When it comes to this film, its detriment was its dedication to concocting this story. Again, I can appreciate it for what it attempts to do after the fact; during, I was half-confused and half-resigned to not receiving any straight answers. Kind of like yesterday’s film, all attributes felt more in service of its story, plot, themes, etc. Characters aren’t as strong because of this, which ends up being more of a detriment here than with others.

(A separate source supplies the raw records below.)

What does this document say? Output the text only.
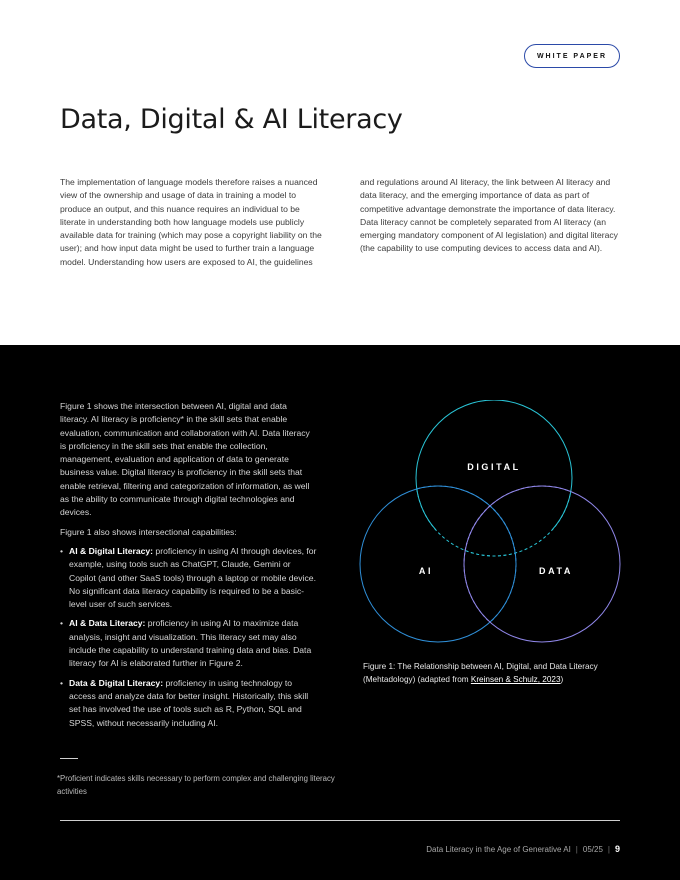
WHITE PAPER
Data, Digital & AI Literacy

The implementation of language models therefore raises a nuanced view of the ownership and usage of data in training a model to produce an output, and this nuance requires an individual to be literate in understanding both how language models use publicly available data for training (which may pose a copyright liability on the user); and how input data might be used to further train a language model. Understanding how users are exposed to AI, the guidelines

and regulations around AI literacy, the link between AI literacy and data literacy, and the emerging importance of data as part of competitive advantage demonstrate the importance of data literacy. Data literacy cannot be completely separated from AI literacy (an emerging mandatory component of AI legislation) and digital literacy (the capability to use computing devices to access data and AI).

Figure 1 shows the intersection between AI, digital and data literacy. AI literacy is proficiency* in the skill sets that enable evaluation, communication and collaboration with AI. Data literacy is proficiency in the skill sets that enable the collection, management, evaluation and application of data to generate business value. Digital literacy is proficiency in the skill sets that enable retrieval, filtering and categorization of information, as well as the ability to communicate through digital technologies and devices.

Figure 1 also shows intersectional capabilities:

• AI & Digital Literacy: proficiency in using AI through devices, for example, using tools such as ChatGPT, Claude, Gemini or Copilot (and other SaaS tools) through a laptop or mobile device. No significant data literacy capability is required to be a basic-level user of such services.
• AI & Data Literacy: proficiency in using AI to maximize data analysis, insight and visualization. This literacy set may also include the capability to understand training data and bias. Data literacy for AI is elaborated further in Figure 2.
• Data & Digital Literacy: proficiency in using technology to access and analyze data for better insight. Historically, this skill set has involved the use of tools such as R, Python, SQL and SPSS, without necessarily including AI.
DIGITAL
AI	DATA

Figure 1: The Relationship between AI, Digital, and Data Literacy (Mehtadology) (adapted from Kreinsen & Schulz, 2023)

*Proficient indicates skills necessary to perform complex and challenging literacy activities

Data Literacy in the Age of Generative AI | 05/25 | 9
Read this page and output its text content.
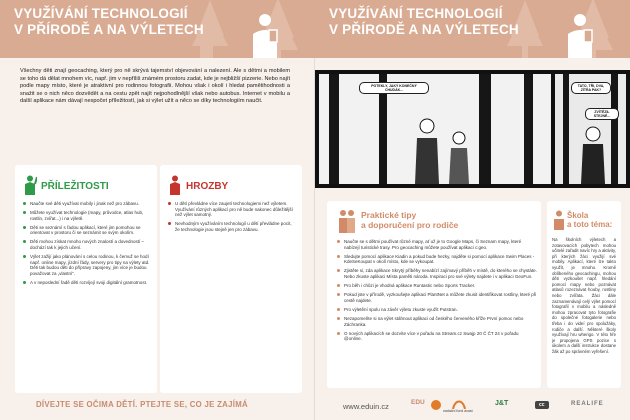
VYUŽÍVÁNÍ TECHNOLOGIÍ
V PŘÍRODĚ A NA VÝLETECH
Všechny děti znají geocaching, který pro ně skrývá tajemství objevování a nalezení. Ale s dětmi a mobilem se toho dá dělat mnohem víc, např. jim v nepříliš známém prostoru zadat, kde je nejbližší pizzerie. Nebo najít podle mapy místo, které je atraktivní pro rodinnou fotografii. Mohou však i okolí i hledat pamětihodnosti a snažit se o nich něco dozvědět a na cestu zpět najít nejpohodlnější však nebo autobus. Internet v mobilu a další aplikace nám dávají nespočet příležitostí, jak si výlet užít a něco se díky technologiím naučit.
PŘÍLEŽITOSTI
Naučte své děti využívat mobily i jinak než pro zábavu.
Můžete využívat technologie (mapy, průvodce, atlas hub, rostlin, zvířat...) i na výletě.
Děti se seznámí s řadou aplikací, které jim pomohou se orientovat v prostoru či se seznámit se svým okolím.
Děti mohou získat mnoho nových znalostí a dovedností – dochází tak k jejich učení.
Výlet zažijí jako plánování s celou rodinou, k čemuž se hodí např. online mapy, jízdní řády, servery pro tipy na výlety atd. Děti tak budou děti do přípravy zapojeny, jim více je budou považovat za „vlastní“.
A v neposlední řadě děti rozvíjejí svoji digitální gramotnost.
HROZBY
U dětí převládne více zaujetí technologiemi než výletem. Využívání různých aplikací pro ně bude nakonec důležitější než výlet samotný.
Nevhodným využíváním technologií u dětí převládne pocit, že technologie jsou stejně jen pro zábavu.
DÍVEJTE SE OČIMA DĚTÍ. PTEJTE SE, CO JE ZAJÍMÁ
VYUŽÍVÁNÍ TECHNOLOGIÍ
V PŘÍRODĚ A NA VÝLETECH
POTEKLY, JAKÝ KONEČNÝ CHUDÁK...
TATO, TŘI, DVA, ZÍTRA PAK?
ZVÍTĚZIL STEJNÉ...
Praktické tipy
a doporučení pro rodiče
Naučte se s dětmi používat různé mapy, ať už je to Google Maps, či Seznam mapy, které nabízejí turistické trasy. Pro geocaching můžete používat aplikaci c:geo.
Sledujte pomocí aplikace Kiadin a pokud bude hezky, najděte si pomocí aplikace Swim Places - KdeSeKoupat v okolí místo, kde se vykoupat.
Zjistěte si, zda aplikace Skrytý příběhy nenabízí zajímavý příběh v místě, do kterého se chystáte. Nebo zkuste aplikaci Místa paměti národa. Inspiraci pro své výlety najdete i v aplikaci GeoFun.
Pro běh i chůzi je vhodná aplikace Runtastic nebo Sports Tracker.
Pokud jste v přírodě, vyzkoušejte aplikaci PlantNet a můžete zkusit identifikovat rostliny, které při cestě najdete.
Pro výletění spolu na závěr výletu zkuste využít Putstran.
Nezapomeňte si na výlet stáhnout aplikaci od českého červeného kříže První pomoc nebo Záchranka.
O nových aplikacích se dozvíte více v pořadu na Stream.cz Swajp 20 Č ČT 24 v pořadu @online.
Škola
a toto téma:
Na školních výletech a zotavovacích pobytech mohou učitelé zařadit navíc hry a aktivity, při kterých žáci využijí své mobily. Aplikací, které lze takto využít, je mnoho. Kromě oblíbeného geocachingu, mohou děti vyzkoušet např. hledání pomocí mapy nebo poznávat atlasů rozeznávat houby, rostliny nebo zvířata. Žáci dále zaznamenávají celý výlet pomocí fotografií v mobilu a následně mohou zpracovat tyto fotografie do společné fotogalerie nebo třeba i do videí pro spolužáky, rodiče a další. Některé školy využívají hru wherigo. V této hře je propojena GPS pozice s úkolem a další instrukce dostane žák až po správném vyřešení.
www.eduin.cz	EDU
nadační fond avast
J&T	cc	REALIFE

Already squinting at the events taking place in front of me, the greater scope of its ambition ended up carving the characters in rather artificial ways. In this story, there aren’t many important characters individually. I could register that just from watching; Kaneda is sort of the character that the audience can connect with or link to to grasp the story from within. Otherwise, he’s not really anything. A pebble in a cave. Most others fit specific molds, as well, giving the entire film something of a layer of density that includes instructions, reading: “Dissect me.”
Consider this a warning for those coming in: Akira is a lot of things. Animated madness, visual puzzlebox, gory bloodbath, paranoid power struggles. It’s entirely possible that with a re-watch, I could enjoy it more, viewed with a more focused objective of identifying its regional themes. As it stands now, though, all that it attempted to convey didn’t resonate with me much.
Was it entertaining, nonetheless? Absolutely! The last fifteen minutes were fucking terrifying and super rad. Just don’t go into this expecting a lot of satisfying character development or transparent (without context) communication of its subtext.
Final Score: 6/10
The rating for all other films can be found at Letterboxd.
For more, check out the March of the Movies Archive!
Thank you for your time. Have a great timezone.
2 thoughts on “Day Fourteen: Akira (1988) (March of the Movies 2022)”
I remember watching this back in high school. I’d heard it was a classic that helped pave the way for anime in America. I watched it… and was both thoroughly traumatized by the weird, graphic shit that goes down, and thoroughly confused about what meaning and importance it was supposed to have besides freaking me out.
Indeed, most of the various reviews I read after the fact either sat on the side of “This is a symbolic masterpiece!” or “I didn’t really get it.” It’s an intriguing discussion piece, at least!